New Equity Impact Review Tool helps develop an equity mindset
A crucial tool for developing an equity mindset is OHCE’s Equity Impact Review Tool (EIRT). This tool can be used when making decisions about hiring, budgets, policies, procedures and everyday issues. The tool leads decision-makers through a series of six steps that explicitly identify potential equity issues and initiates a process to produce more equitable outcomes.
Six step process
- Identify those potentially impacted by a decision and who makes the final decision.
- Learn about the concerns of relevant stakeholders.
- Identify multiple solutions and their impacts on marginalized groups and individuals.
- Review the original problem and consider any changes that may be necessary to ensure equitable outcomes are possible.
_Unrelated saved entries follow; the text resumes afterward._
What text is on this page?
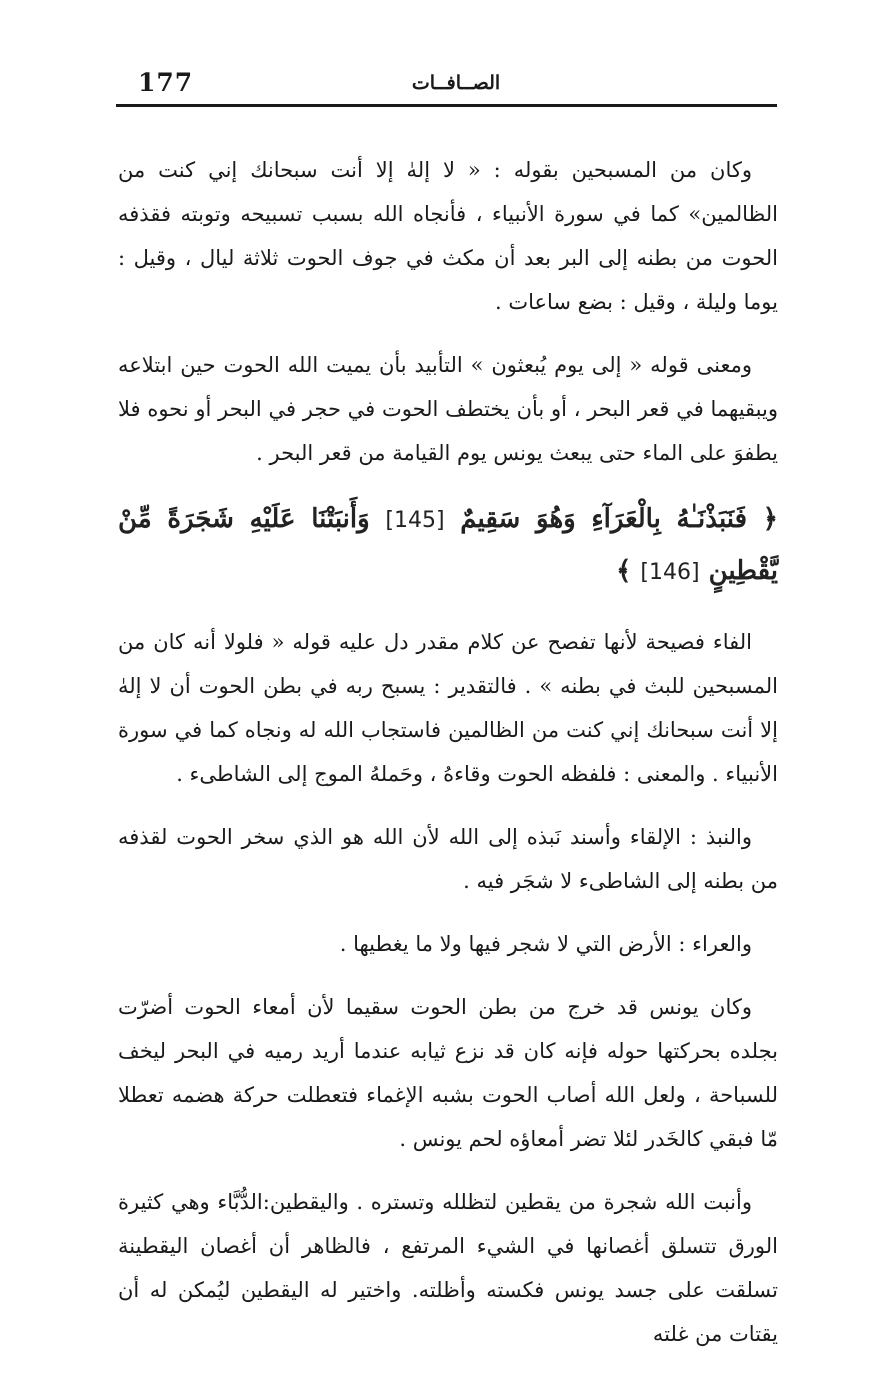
177	الصــافــات

وكان من المسبحين بقوله : « لا إلهٰ إلا أنت سبحانك إني كنت من الظالمين» كما في سورة الأنبياء ، فأنجاه الله بسبب تسبيحه وتوبته فقذفه الحوت من بطنه إلى البر بعد أن مكث في جوف الحوت ثلاثة ليال ، وقيل : يوما وليلة ، وقيل : بضع ساعات .

ومعنى قوله « إلى يوم يُبعثون » التأبيد بأن يميت الله الحوت حين ابتلاعه ويبقيهما في قعر البحر ، أو بأن يختطف الحوت في حجر في البحر أو نحوه فلا يطفوَ على الماء حتى يبعث يونس يوم القيامة من قعر البحر .

﴿ فَنَبَذْنَـٰهُ بِالْعَرَآءِ وَهُوَ سَقِيمٌ [145] وَأَنبَتْنَا عَلَيْهِ شَجَرَةً مِّنْ يَّقْطِينٍ [146] ﴾

الفاء فصيحة لأنها تفصح عن كلام مقدر دل عليه قوله « فلولا أنه كان من المسبحين للبث في بطنه » . فالتقدير : يسبح ربه في بطن الحوت أن لا إلهٰ إلا أنت سبحانك إني كنت من الظالمين فاستجاب الله له ونجاه كما في سورة الأنبياء . والمعنى : فلفظه الحوت وقاءهُ ، وحَملهُ الموج إلى الشاطىء .

والنبذ : الإلقاء وأسند نَبذه إلى الله لأن الله هو الذي سخر الحوت لقذفه من بطنه إلى الشاطىء لا شجَر فيه .

والعراء : الأرض التي لا شجر فيها ولا ما يغطيها .

وكان يونس قد خرج من بطن الحوت سقيما لأن أمعاء الحوت أضرّت بجلده بحركتها حوله فإنه كان قد نزع ثيابه عندما أريد رميه في البحر ليخف للسباحة ، ولعل الله أصاب الحوت بشبه الإغماء فتعطلت حركة هضمه تعطلا مّا فبقي كالخَدر لئلا تضر أمعاؤه لحم يونس .

وأنبت الله شجرة من يقطين لتظلله وتستره . واليقطين:الدُّبَّاء وهي كثيرة الورق تتسلق أغصانها في الشيء المرتفع ، فالظاهر أن أغصان اليقطينة تسلقت على جسد يونس فكسته وأظلته. واختير له اليقطين ليُمكن له أن يقتات من غلته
- Implement the best possible decision.
- Monitor outcomes and adjust as priorities and concerns shift — while communicating with stakeholders.
To learn more about the steps and to download a fillable EIRT worksheet, visit the Office of Healthcare Equity website or sign up for a workshop below.
Monthly workshops
OHCE is offering monthly 90-minute workshops for our community, in which we review the EIRT and offer specific opportunities for attendees to bring a current decision and workshop it through the tool with assistance. We hope you can join us at an upcoming session:
- Register for Thursday, July 13, 1:30-3:00 p.m.
- Register for Tuesday, August 8, 10:00-11:30 a.m.
- Register for Monday, September 18, 9:00-10:30 a.m.
The big picture
Equity impact review tools are now used in many local, state and federal organizations, including the City of Seattle and King County. Each impact tool, assessment, statement or provision is different, but all share a common process: Hit the pause button, identify possible adverse impacts and key stakeholders, proactively address the issues and monitor outcomes. UW Medicine’s EIRT is designed to facilitate learning this process and doing it well, every day.
Although it’s just one of many advances needed to truly produce an institution characterized by equity, inclusion, belonging and justice for all members of its community, the EIRT is an important tool in the toolbox.